A student intern at KEITH in Madras, Oregon. (KEITH courtesy photo via The Daily Yonder) |
If companies can't find long-term workers, retention and training soak up more company resources. "The company has no choice but to train and support homegrown talent if it wants to continue producing the self-unloading conveyor belt system that has become a staple in waste and recycling trucks worldwide," Flouriezos explains. "One thing that’s helped? A partnership with Oregon STEM and its Spark Oregon earn-and-learn initiative that helped pay for KEITH to employ four local high school interns for the summer."

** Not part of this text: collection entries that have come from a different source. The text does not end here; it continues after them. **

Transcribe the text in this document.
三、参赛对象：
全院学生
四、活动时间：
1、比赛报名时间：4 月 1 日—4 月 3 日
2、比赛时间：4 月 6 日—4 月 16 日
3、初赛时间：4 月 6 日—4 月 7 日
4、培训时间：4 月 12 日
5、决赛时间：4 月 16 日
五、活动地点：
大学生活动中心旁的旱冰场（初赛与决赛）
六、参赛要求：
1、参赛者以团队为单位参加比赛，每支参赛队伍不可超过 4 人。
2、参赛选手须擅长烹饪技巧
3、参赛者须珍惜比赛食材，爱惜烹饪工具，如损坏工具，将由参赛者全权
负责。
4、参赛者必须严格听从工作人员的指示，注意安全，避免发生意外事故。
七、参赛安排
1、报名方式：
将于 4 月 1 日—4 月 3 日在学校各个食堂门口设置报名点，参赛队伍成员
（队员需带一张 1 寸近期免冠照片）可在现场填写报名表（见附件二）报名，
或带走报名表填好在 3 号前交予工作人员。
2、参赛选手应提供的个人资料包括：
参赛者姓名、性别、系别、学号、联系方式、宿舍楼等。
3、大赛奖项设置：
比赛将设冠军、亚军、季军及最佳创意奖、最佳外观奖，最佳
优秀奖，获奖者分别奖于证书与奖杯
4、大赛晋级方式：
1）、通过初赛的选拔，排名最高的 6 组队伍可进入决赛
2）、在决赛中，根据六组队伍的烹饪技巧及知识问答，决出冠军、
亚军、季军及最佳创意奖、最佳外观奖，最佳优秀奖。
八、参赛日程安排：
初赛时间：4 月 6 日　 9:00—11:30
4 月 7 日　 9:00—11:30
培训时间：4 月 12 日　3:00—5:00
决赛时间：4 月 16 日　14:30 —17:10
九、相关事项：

Madras, pop. 7,500, is located in Jefferson County, Ore. (Wikipedia map) |
What worked in Oregon exemplifies the ingenuity many philanthropy organizations use to address shortages. "Philanthropies with a technology focus or background have been particularly creative in funding education and workforce programs," Fouriezos adds. "That’s fitting, says Matt Dunne, executive director of the Center on Rural Innovation based in his hometown of Hartland, Vt." Dune told Fouriezos: “If you dig into it, a lot of it has to do with the economy and the impacts that a completely unequal recovery from the 2008 recession led to. And if you look at the driver of that divide, it really comes down to the winners and losers of the knowledge economy driven by technology."
At times, philanthropy can do what government or private funding cannot. Josh Elder, vice president and head of grant-making at The Siegel Family Endowment, told Fouriezos: "We embrace the idea that philanthropy should operate as society’s risk capital. . . . We want to be able to support early-stage things that others might not look at."